Article by: Thaisakol Group Co., Ltd. & MEGA Tech
In the recent years, there is a leap of development of metal 3D printing technology. MEGA Tech proud to present one of the rising and promising technology is the binder jetting where it has been used increasingly across industries. Why is that? This is because the binder jetting technology offers a heart of advantages for manufacturers, spanning both process and product innovations.
PROCESS INNOVATION – REDUCE TIME & COST
3D printing requires no tooling, meaning parts can often be produced faster and more affordably than traditional manufacturing processes. But unlike legacy metal 3D printing technologies like DMLS, SLS, SLM, and EBM, Binder Jetting allows for these parts to be produced in high volumes. As soon as designs are finalized, printing can begin, and hundreds of parts can be printed overnight, as opposed to waiting weeks for the fabrication of hard tooling common with traditional manufacturing methods like MIM, casting, forging, extrusion, and high volume machining. Since fabrication is not tied to a particular tool, binder jetting significantly simplifies the process of changing a design – simply update the CAD file and send the new designs to the printer. That ability to update designs as needed enables unprecedented design freedom and allows for the development of products with improved performance and specialized designs that can be customized to meet end-users’ exact needs.
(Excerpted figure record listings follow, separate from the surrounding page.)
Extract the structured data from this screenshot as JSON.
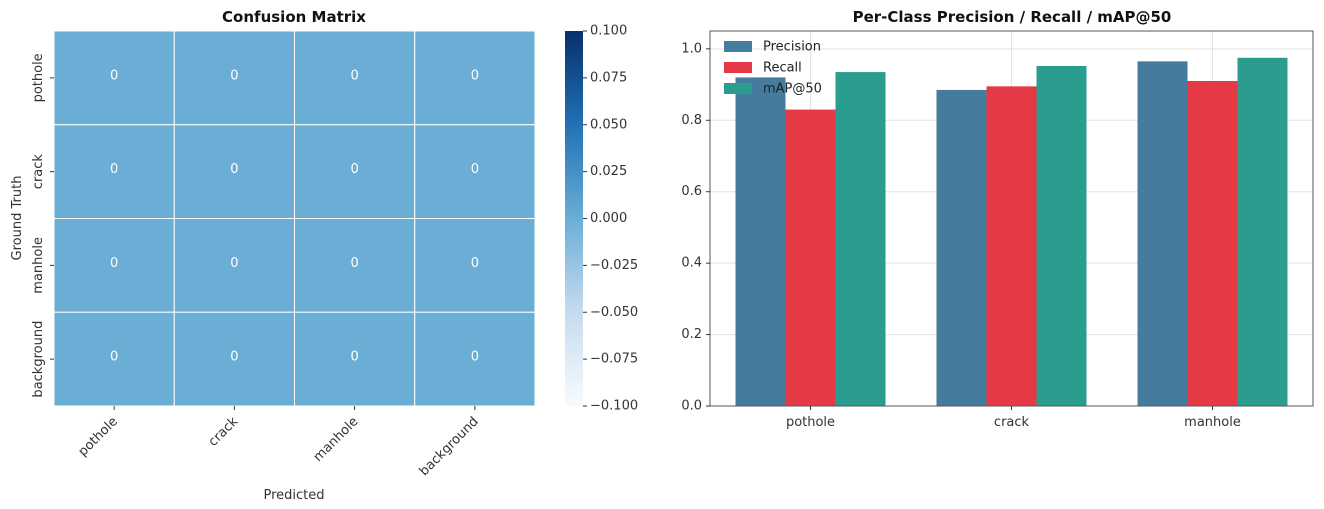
{
  "chart_data": [
    {
      "type": "heatmap",
      "title": "Confusion Matrix",
      "xlabel": "Predicted",
      "ylabel": "Ground Truth",
      "x_categories": [
        "pothole",
        "crack",
        "manhole",
        "background"
      ],
      "y_categories": [
        "pothole",
        "crack",
        "manhole",
        "background"
      ],
      "values": [
        [
          0,
          0,
          0,
          0
        ],
        [
          0,
          0,
          0,
          0
        ],
        [
          0,
          0,
          0,
          0
        ],
        [
          0,
          0,
          0,
          0
        ]
      ],
      "colorbar": {
        "range": [
          -0.1,
          0.1
        ],
        "ticks": [
          "0.100",
          "0.075",
          "0.050",
          "0.025",
          "0.000",
          "−0.025",
          "−0.050",
          "−0.075",
          "−0.100"
        ],
        "colormap": "Blues"
      },
      "colors": {
        "cell": "#6aaed6",
        "gridline": "#ffffff",
        "cbar_low": "#f7fbff",
        "cbar_high": "#08306b"
      }
    },
    {
      "type": "bar",
      "title": "Per-Class Precision / Recall / mAP@50",
      "categories": [
        "pothole",
        "crack",
        "manhole"
      ],
      "series": [
        {
          "name": "Precision",
          "values": [
            0.92,
            0.885,
            0.965
          ],
          "color": "#457b9d"
        },
        {
          "name": "Recall",
          "values": [
            0.83,
            0.895,
            0.91
          ],
          "color": "#e63946"
        },
        {
          "name": "mAP@50",
          "values": [
            0.935,
            0.952,
            0.975
          ],
          "color": "#2a9d8f"
        }
      ],
      "ylim": [
        0,
        1.05
      ],
      "yticks": [
        "0.0",
        "0.2",
        "0.4",
        "0.6",
        "0.8",
        "1.0"
      ],
      "grid": true,
      "legend": "top-left"
    }
  ]
}
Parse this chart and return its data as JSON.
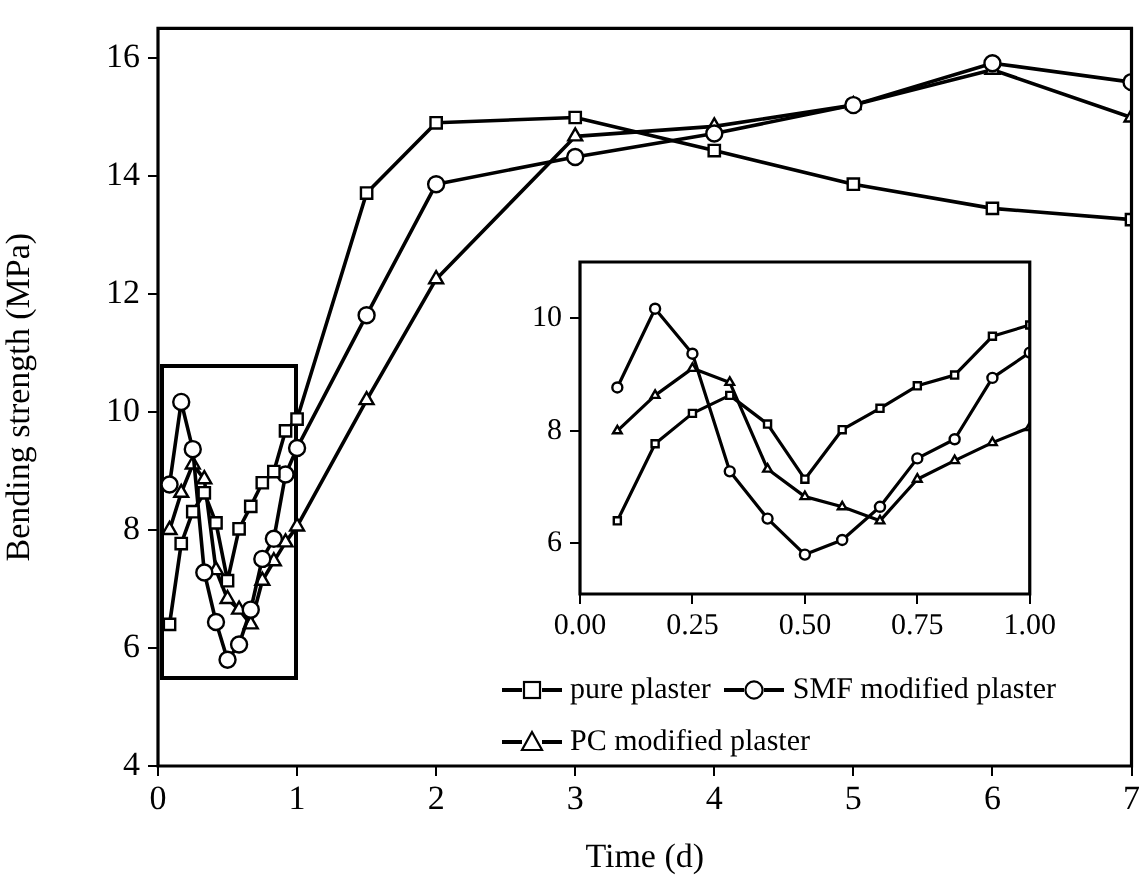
{
  "chart_data": [
    {
      "type": "line",
      "xlabel": "Time (d)",
      "ylabel": "Bending strength (MPa)",
      "x": [
        0.083,
        0.167,
        0.25,
        0.333,
        0.417,
        0.5,
        0.583,
        0.667,
        0.75,
        0.833,
        0.917,
        1,
        1.5,
        2,
        3,
        4,
        5,
        6,
        7
      ],
      "series": [
        {
          "name": "pure plaster",
          "color": "#000000",
          "marker": "square",
          "values": [
            6.4,
            7.77,
            8.31,
            8.63,
            8.12,
            7.14,
            8.02,
            8.4,
            8.8,
            8.99,
            9.68,
            9.88,
            13.71,
            14.9,
            14.99,
            14.43,
            13.86,
            13.45,
            13.26
          ]
        },
        {
          "name": "SMF modified plaster",
          "color": "#000000",
          "marker": "circle",
          "values": [
            8.77,
            10.17,
            9.37,
            7.28,
            6.44,
            5.8,
            6.06,
            6.65,
            7.51,
            7.85,
            8.94,
            9.39,
            11.64,
            13.86,
            14.32,
            14.72,
            15.2,
            15.91,
            15.59
          ]
        },
        {
          "name": "PC modified plaster",
          "color": "#000000",
          "marker": "triangle",
          "values": [
            8.0,
            8.63,
            9.11,
            8.86,
            7.32,
            6.83,
            6.65,
            6.4,
            7.14,
            7.47,
            7.79,
            8.06,
            10.2,
            12.25,
            14.67,
            14.84,
            15.2,
            15.8,
            14.99
          ]
        }
      ],
      "xlim": [
        0,
        7
      ],
      "xticks": [
        0,
        1,
        2,
        3,
        4,
        5,
        6,
        7
      ],
      "ylim": [
        4,
        16.5
      ],
      "yticks": [
        4,
        6,
        8,
        10,
        12,
        14,
        16
      ],
      "legend": "bottom right"
    },
    {
      "type": "line",
      "x": [
        0.083,
        0.167,
        0.25,
        0.333,
        0.417,
        0.5,
        0.583,
        0.667,
        0.75,
        0.833,
        0.917,
        1
      ],
      "series": [
        {
          "color": "#000000",
          "marker": "square",
          "values": [
            6.4,
            7.77,
            8.31,
            8.63,
            8.12,
            7.14,
            8.02,
            8.4,
            8.8,
            8.99,
            9.68,
            9.88
          ]
        },
        {
          "color": "#000000",
          "marker": "circle",
          "values": [
            8.77,
            10.17,
            9.37,
            7.28,
            6.44,
            5.8,
            6.06,
            6.65,
            7.51,
            7.85,
            8.94,
            9.39
          ]
        },
        {
          "color": "#000000",
          "marker": "triangle",
          "values": [
            8.0,
            8.63,
            9.11,
            8.86,
            7.32,
            6.83,
            6.65,
            6.4,
            7.14,
            7.47,
            7.79,
            8.06
          ]
        }
      ],
      "xlim": [
        0,
        1
      ],
      "xticks": [
        {
          "value": 0,
          "label": "0.00"
        },
        {
          "value": 0.25,
          "label": "0.25"
        },
        {
          "value": 0.5,
          "label": "0.50"
        },
        {
          "value": 0.75,
          "label": "0.75"
        },
        {
          "value": 1,
          "label": "1.00"
        }
      ],
      "ylim": [
        5.1,
        11
      ],
      "yticks": [
        6,
        8,
        10
      ]
    }
  ]
}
The tooling-free nature of metal 3D printing means manufacturers do not need to factor tool amortization into part costs. For many quantities of parts, this leads to significant per-part savings, since tooling costs often add up to tens of thousands of dollars. While machining can sometimes be done with a significantly smaller investment in tooling, 3D printing still produces cost saving by reducing wear on cutting tools, and the minimal operator burden associated with printing parts saves on labor costs. Printing also dramatically reduces the number of steps involved in manufacturing, building parts layer by layer, as opposed to machining, where different features may require multiple machines and orientations. Similarly, entire builds can be set up in just one to two hours, regardless of the number of parts and complexity. Fixturing for each machined part, meanwhile, must be carefully considered and implemented, a process that requires hours for each unique geometry.
Besides, this tooling-free manufacturing process leads to a very agile manufacturing environment, often resulting in reduced warehousing and inventory needs. Manufacturers simply print the parts quickly when they need them, and no longer need to store old tools indefinitely on the off chance they may be needed, but can instead create “digital warehouses” to store part files and call them up for printing when needed.
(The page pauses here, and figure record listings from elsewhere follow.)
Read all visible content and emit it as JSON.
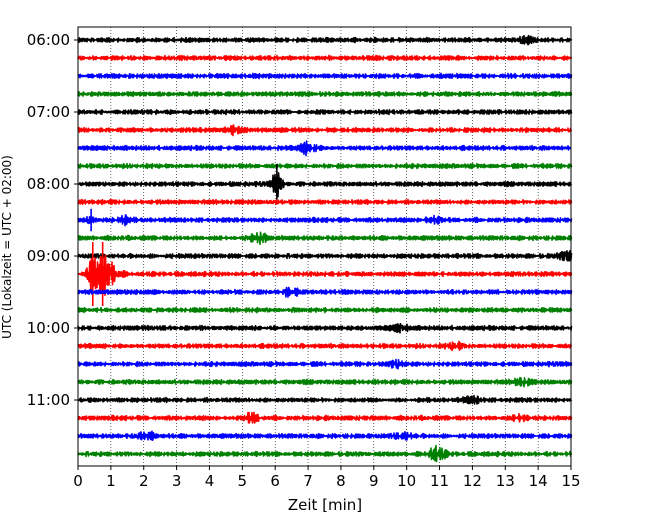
{
  "chart_data": {
    "type": "line",
    "chart_kind": "helicorder / seismogram drum plot",
    "xlabel": "Zeit  [min]",
    "ylabel": "UTC (Lokalzeit = UTC + 02:00)",
    "xlim": [
      0,
      15
    ],
    "x_ticks": [
      0,
      1,
      2,
      3,
      4,
      5,
      6,
      7,
      8,
      9,
      10,
      11,
      12,
      13,
      14,
      15
    ],
    "x_tick_labels": [
      "0",
      "1",
      "2",
      "3",
      "4",
      "5",
      "6",
      "7",
      "8",
      "9",
      "10",
      "11",
      "12",
      "13",
      "14",
      "15"
    ],
    "y_tick_labels": [
      "06:00",
      "07:00",
      "08:00",
      "09:00",
      "10:00",
      "11:00"
    ],
    "grid": "vertical dotted lines at each minute",
    "colors": [
      "#000000",
      "#ff0000",
      "#0000ff",
      "#008000"
    ],
    "traces_count": 24,
    "traces": [
      {
        "start": "06:00",
        "color": "#000000",
        "events": [
          {
            "min": 13.6,
            "amp": 0.5
          }
        ]
      },
      {
        "start": "06:15",
        "color": "#ff0000",
        "events": []
      },
      {
        "start": "06:30",
        "color": "#0000ff",
        "events": []
      },
      {
        "start": "06:45",
        "color": "#008000",
        "events": []
      },
      {
        "start": "07:00",
        "color": "#000000",
        "events": []
      },
      {
        "start": "07:15",
        "color": "#ff0000",
        "events": [
          {
            "min": 4.8,
            "amp": 0.7
          }
        ]
      },
      {
        "start": "07:30",
        "color": "#0000ff",
        "events": [
          {
            "min": 7.0,
            "amp": 1.0
          }
        ]
      },
      {
        "start": "07:45",
        "color": "#008000",
        "events": []
      },
      {
        "start": "08:00",
        "color": "#000000",
        "events": [
          {
            "min": 6.05,
            "amp": 2.5,
            "spike": true
          }
        ]
      },
      {
        "start": "08:15",
        "color": "#ff0000",
        "events": []
      },
      {
        "start": "08:30",
        "color": "#0000ff",
        "events": [
          {
            "min": 0.4,
            "amp": 1.4,
            "spike": true
          },
          {
            "min": 1.3,
            "amp": 0.8
          },
          {
            "min": 10.8,
            "amp": 0.6
          }
        ]
      },
      {
        "start": "08:45",
        "color": "#008000",
        "events": [
          {
            "min": 5.5,
            "amp": 0.8
          }
        ]
      },
      {
        "start": "09:00",
        "color": "#000000",
        "events": [
          {
            "min": 14.9,
            "amp": 0.9
          }
        ]
      },
      {
        "start": "09:15",
        "color": "#ff0000",
        "events": [
          {
            "min": 0.45,
            "amp": 4.0,
            "spike": true
          },
          {
            "min": 0.75,
            "amp": 4.0,
            "spike": true
          },
          {
            "min": 1.0,
            "amp": 2.2
          }
        ]
      },
      {
        "start": "09:30",
        "color": "#0000ff",
        "events": [
          {
            "min": 6.5,
            "amp": 0.7
          }
        ]
      },
      {
        "start": "09:45",
        "color": "#008000",
        "events": []
      },
      {
        "start": "10:00",
        "color": "#000000",
        "events": [
          {
            "min": 9.8,
            "amp": 0.5
          }
        ]
      },
      {
        "start": "10:15",
        "color": "#ff0000",
        "events": [
          {
            "min": 11.5,
            "amp": 0.5
          }
        ]
      },
      {
        "start": "10:30",
        "color": "#0000ff",
        "events": [
          {
            "min": 9.7,
            "amp": 0.5
          }
        ]
      },
      {
        "start": "10:45",
        "color": "#008000",
        "events": [
          {
            "min": 13.5,
            "amp": 0.6
          }
        ]
      },
      {
        "start": "11:00",
        "color": "#000000",
        "events": [
          {
            "min": 12.0,
            "amp": 0.5
          }
        ]
      },
      {
        "start": "11:15",
        "color": "#ff0000",
        "events": [
          {
            "min": 5.3,
            "amp": 0.7
          },
          {
            "min": 13.5,
            "amp": 0.6
          }
        ]
      },
      {
        "start": "11:30",
        "color": "#0000ff",
        "events": [
          {
            "min": 2.1,
            "amp": 0.7
          },
          {
            "min": 9.9,
            "amp": 0.6
          }
        ]
      },
      {
        "start": "11:45",
        "color": "#008000",
        "events": [
          {
            "min": 10.9,
            "amp": 1.2
          }
        ]
      }
    ]
  }
}
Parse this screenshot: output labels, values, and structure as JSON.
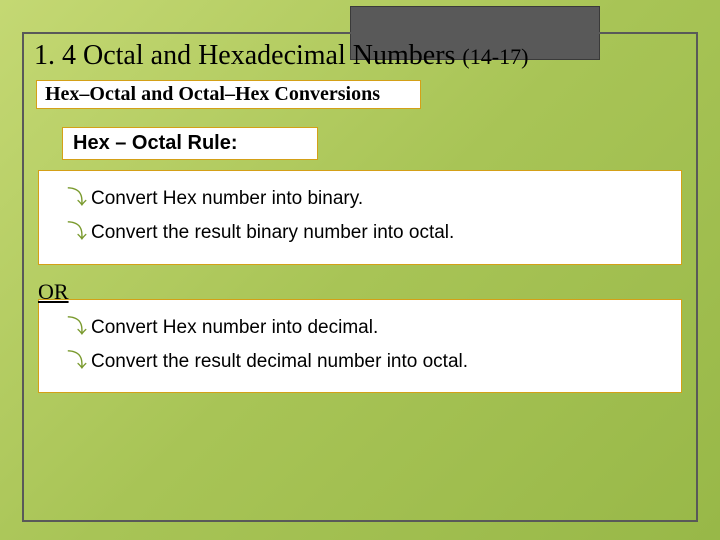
{
  "colors": {
    "bg_gradient_start": "#c4d873",
    "bg_gradient_mid": "#a8c456",
    "bg_gradient_end": "#98b848",
    "top_box_fill": "#595959",
    "frame_border": "#595959",
    "card_border": "#d4a017",
    "card_bg": "#ffffff",
    "bullet_color": "#7a9a2e"
  },
  "title": {
    "text": "1. 4 Octal and Hexadecimal Numbers ",
    "suffix": "(14-17)",
    "fontsize": 28
  },
  "subtitle": {
    "text": "Hex–Octal and Octal–Hex Conversions",
    "fontsize": 20
  },
  "rule": {
    "text": "Hex – Octal Rule:",
    "fontsize": 20
  },
  "steps_a": [
    "Convert Hex number into binary.",
    "Convert the result binary number into octal."
  ],
  "or_label": "OR",
  "steps_b": [
    "Convert Hex number into decimal.",
    "Convert the result decimal number into octal."
  ],
  "bullet_glyph": "⤵"
}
PRODUCT INNOVATION – BUILD YOUR OWN BRAND
To ensure parts can be produced efficiently and affordably, traditional manufacturing design often comes with restrictions intended to enable ease of manufacturing. Such restrictions are necessary to ensure part success, economics, and throughput for subtractive methods like machining and hard tooling-based manufacturing methods like MIM and casting.
A prime example of the restrictions traditional manufacturing faces is in machined parts. Though designers may want to add new features to parts, doing so translates into increased machining time, and often results in significant cost increases. Other traditional manufacturing methods – like MIM, casting or forging – face similar challenges; new features mean significant increases in tooling complexity and costs and may even make parts impossible to produce. By restricting the features, a part can utilize, manufacturers wind up with designs that, while easy to produce, often make sacrifices in part performance.
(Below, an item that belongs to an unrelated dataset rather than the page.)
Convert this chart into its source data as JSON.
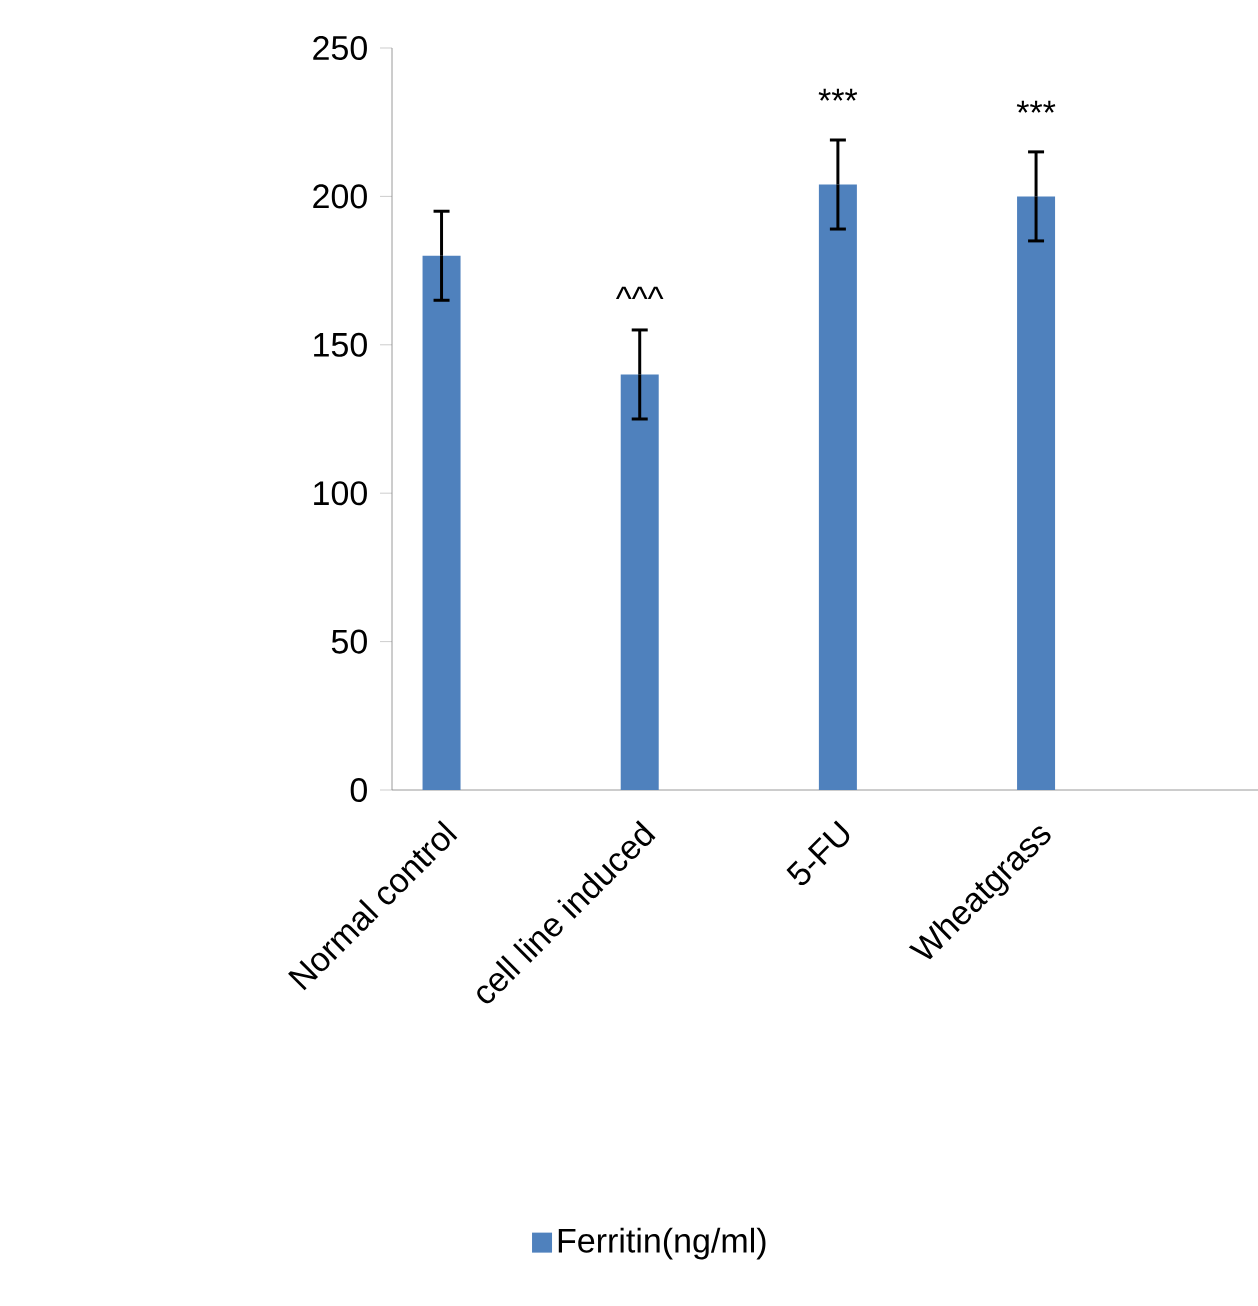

Unlike these traditional manufacturing processes, 3D printing is an additive process, building parts up layer by layer. This allows for the creation of many features of complexity – like organic shapes, undercuts, noncircular holes, consolidated assemblies, and lightweighting features like lattices – that otherwise aren’t possible or cannot be justified due to manufacturing difficulty and cost with traditional methods.
Those features can be seamlessly integrated into binder jet parts, and often reduce the cost of producing the components. Lightweighting features, for example, remove material, reducing the cost of printed components, but almost always increase the cost of a traditionally-manufactured part due to the increased number of cuts for machining or tool complexity for MIM and casting.
This will result in a new-born part which can add value to the user and the whole industry. On top of that, you can build your own brand and be the first in the market by having just your idea and a 3D printer.